Sul fattoquotidiano c’è un canale seguito da Andrea Valdambrini sui cervelli in fuga, dove si raccontano le storie di esuli italiani fuggiti dall’Italia, molte volte non per scelta, ma per necessità.

Molti di questi sono scienziati, la cui capacità non vengono valutate secondo criteri meritocratici, ma secondo criteri di conoscenze e parentele. Ok, same old story fino a qui.
L’unica cosa interessante è che di queste cose bisogna parlarne e siccome è appena uscito un articolo che proviene da Cambridge, dove momentaneamente risiedo, e visto che il contatto tra Chiara ed Andrea sono stato io, pensavo che era interessante linkarlo.

Lo trovate qui.

Come ha scritto un commentatore sul fatto, questa non è una storia isolata, ma un’atteggiamento sistematico del sistema Italico verso persone brave e competenti, che vengono scartate a favore di qualcuno che invece non è capace di fare quel lavoro. O a favore di un depauperamento della ricerca, chiudendo i finanziamenti alla ricerca di base che è appunto di base, e senza la quale la famosa applicata non esisterebbe.

Eppoi mi dicono torna

Perchè gli scienziati se ne vanno dall’Italia.

Desidero evidenziare pro­prio questo: il sistema antimeri­tocratico danneggia non solo il singolo ricercatore precario, ma soprattutto le persone che vivono in questa Nazione.

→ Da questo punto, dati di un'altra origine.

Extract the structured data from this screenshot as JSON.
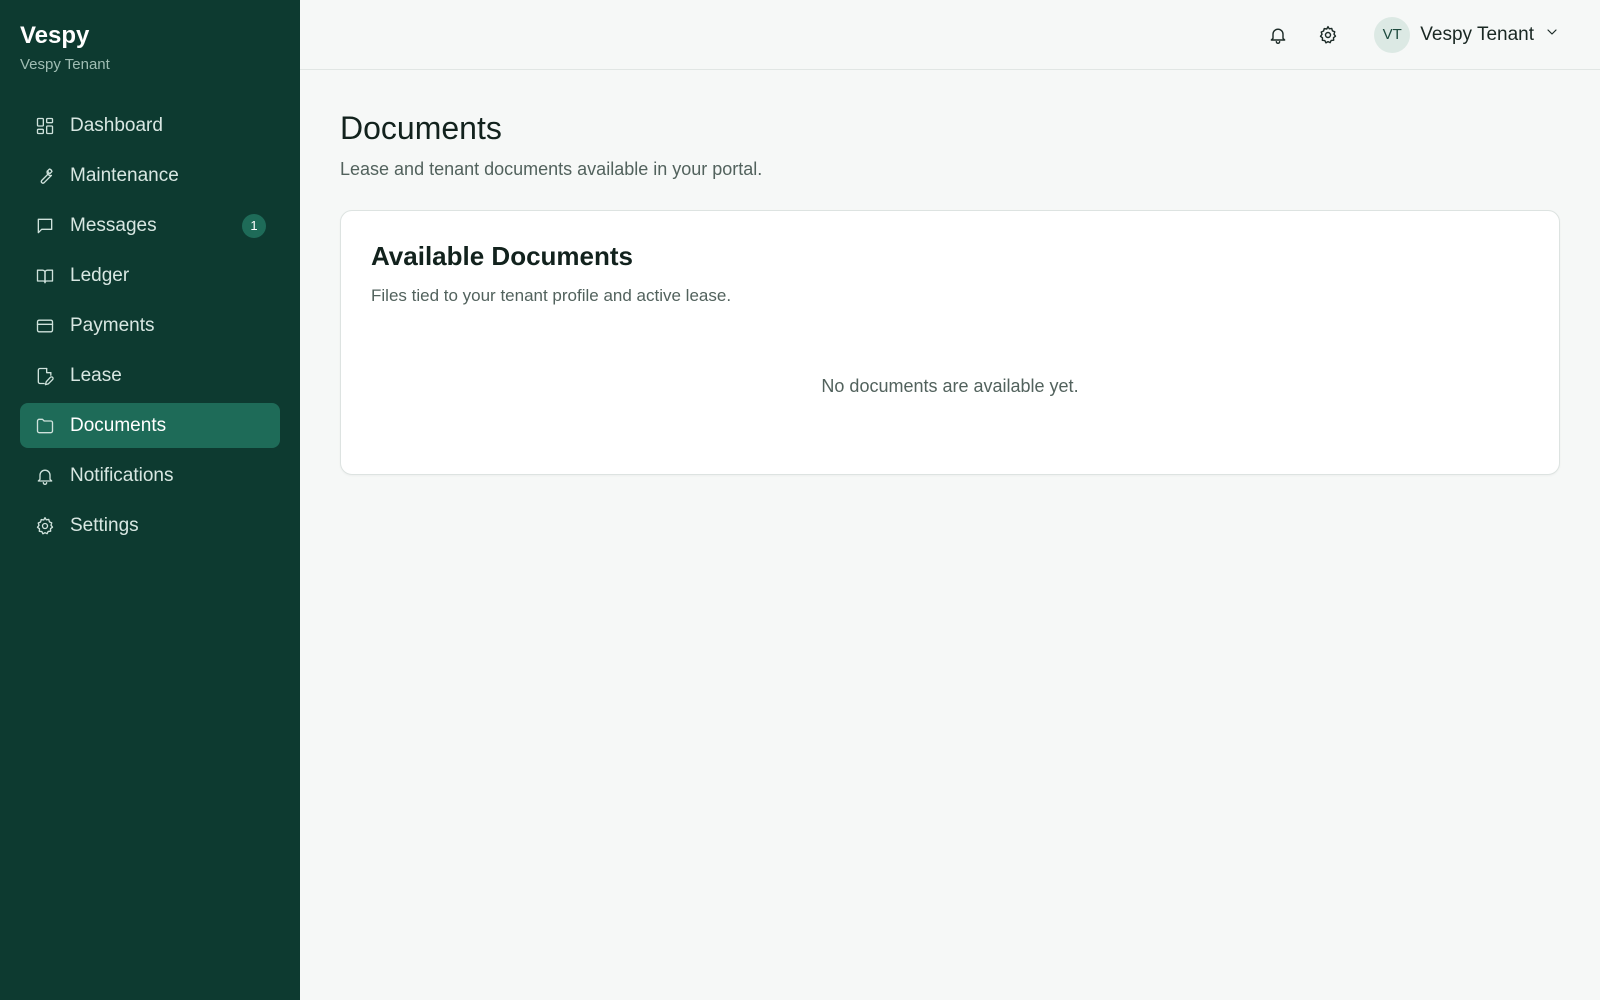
{
  "brand": {
    "title": "Vespy",
    "subtitle": "Vespy Tenant"
  },
  "sidebar": {
    "items": [
      {
        "label": "Dashboard",
        "icon": "dashboard-icon"
      },
      {
        "label": "Maintenance",
        "icon": "wrench-icon"
      },
      {
        "label": "Messages",
        "icon": "message-icon",
        "badge": "1"
      },
      {
        "label": "Ledger",
        "icon": "book-icon"
      },
      {
        "label": "Payments",
        "icon": "credit-card-icon"
      },
      {
        "label": "Lease",
        "icon": "file-edit-icon"
      },
      {
        "label": "Documents",
        "icon": "folder-icon",
        "active": true
      },
      {
        "label": "Notifications",
        "icon": "bell-icon"
      },
      {
        "label": "Settings",
        "icon": "gear-icon"
      }
    ]
  },
  "topbar": {
    "user_initials": "VT",
    "user_name": "Vespy Tenant"
  },
  "page": {
    "title": "Documents",
    "subtitle": "Lease and tenant documents available in your portal."
  },
  "card": {
    "title": "Available Documents",
    "subtitle": "Files tied to your tenant profile and active lease.",
    "empty_message": "No documents are available yet."
  },
  "colors": {
    "sidebar_bg": "#0d3a30",
    "active_item_bg": "#1e6b58",
    "page_bg": "#f6f8f7"
  }
}
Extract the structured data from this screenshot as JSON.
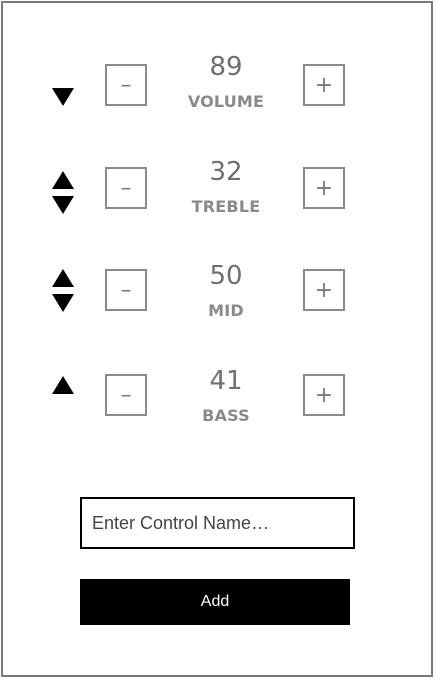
{
  "controls": [
    {
      "value": "89",
      "label": "VOLUME",
      "minus_label": "–",
      "plus_label": "+",
      "arrows": "down"
    },
    {
      "value": "32",
      "label": "TREBLE",
      "minus_label": "–",
      "plus_label": "+",
      "arrows": "both"
    },
    {
      "value": "50",
      "label": "MID",
      "minus_label": "–",
      "plus_label": "+",
      "arrows": "both"
    },
    {
      "value": "41",
      "label": "BASS",
      "minus_label": "–",
      "plus_label": "+",
      "arrows": "up"
    }
  ],
  "form": {
    "placeholder": "Enter Control Name…",
    "value": "",
    "add_label": "Add"
  },
  "colors": {
    "button_bg": "#000000",
    "button_text": "#ffffff",
    "value_text": "#6f6f6f",
    "label_text": "#8a8a8a"
  }
}
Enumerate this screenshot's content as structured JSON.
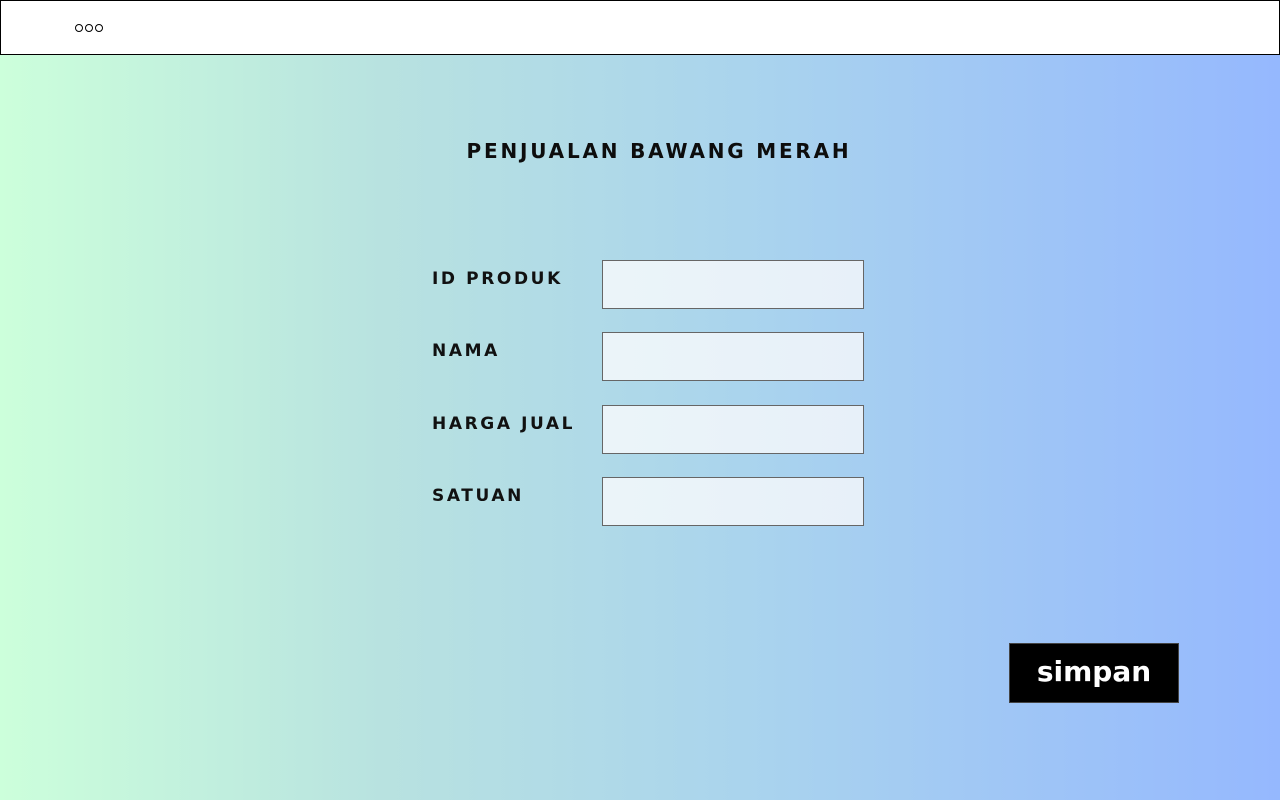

Una «buona ricerca» può solo aiuta­re a crescere; per questo moti­vo numerosi Stati europei ed extraeuropei, pur in periodo di profonda crisi economica, han­no ritenuto di aumentare i fi­nanziamenti per la ricerca.

Non è il caso isolato.

La ricerca scientifica come la vede il governo Berlusconi

precari inside

Sorgente immagine: http://www.bivacco.net/marco/

A volte perdiamo i pesi e le misure. A volte le cose sembrano incredibili.
Se l’editoriale di Nature (ri-)tratta della politica Italiana per quanto riguarda la ricerca la situazione è realmente preouccupante come ben sottolinea Marco.

Leggete tutti i numeri da Marco, che li ha tirati giù per benino qui e qui.

Io invece voglio farvi un paragone per capire perchè la ricerca sia importante per tutto il sistema Paese.

Un paragone, abbastanza impreciso, ma che può rendere l’idea.

Pensate all’energia che manda avanti la vostra casa, i vostri uffici, le fabbriche, i negozi, etc. E’ abbastanza chiaro a tutti che l’energia è un cardine della nostra vita e che non possiamo prescinderne. Si ha una vaga idea di come viene prodotta, ma non chiara.

La ricerca ha la stessa funzione. La ricerca crea nuovi posti di lavoro perchè scopre tecnologie, risolve dei problemi che dobbiamo affrontare e crea quel circolo virtuoso che permette la fioritura di tutti servizi aggiuntivi. La ricerca apre nuove prospettive inimmaginabili e nell’età della conoscenza, che è quella in cui ci ritroviamo a vivere, la ricerca rimane uno degli ambiti più importanti nell’economia di un paese. Non è facile e lineare capire come tutto questo avviene, il processo è complesso.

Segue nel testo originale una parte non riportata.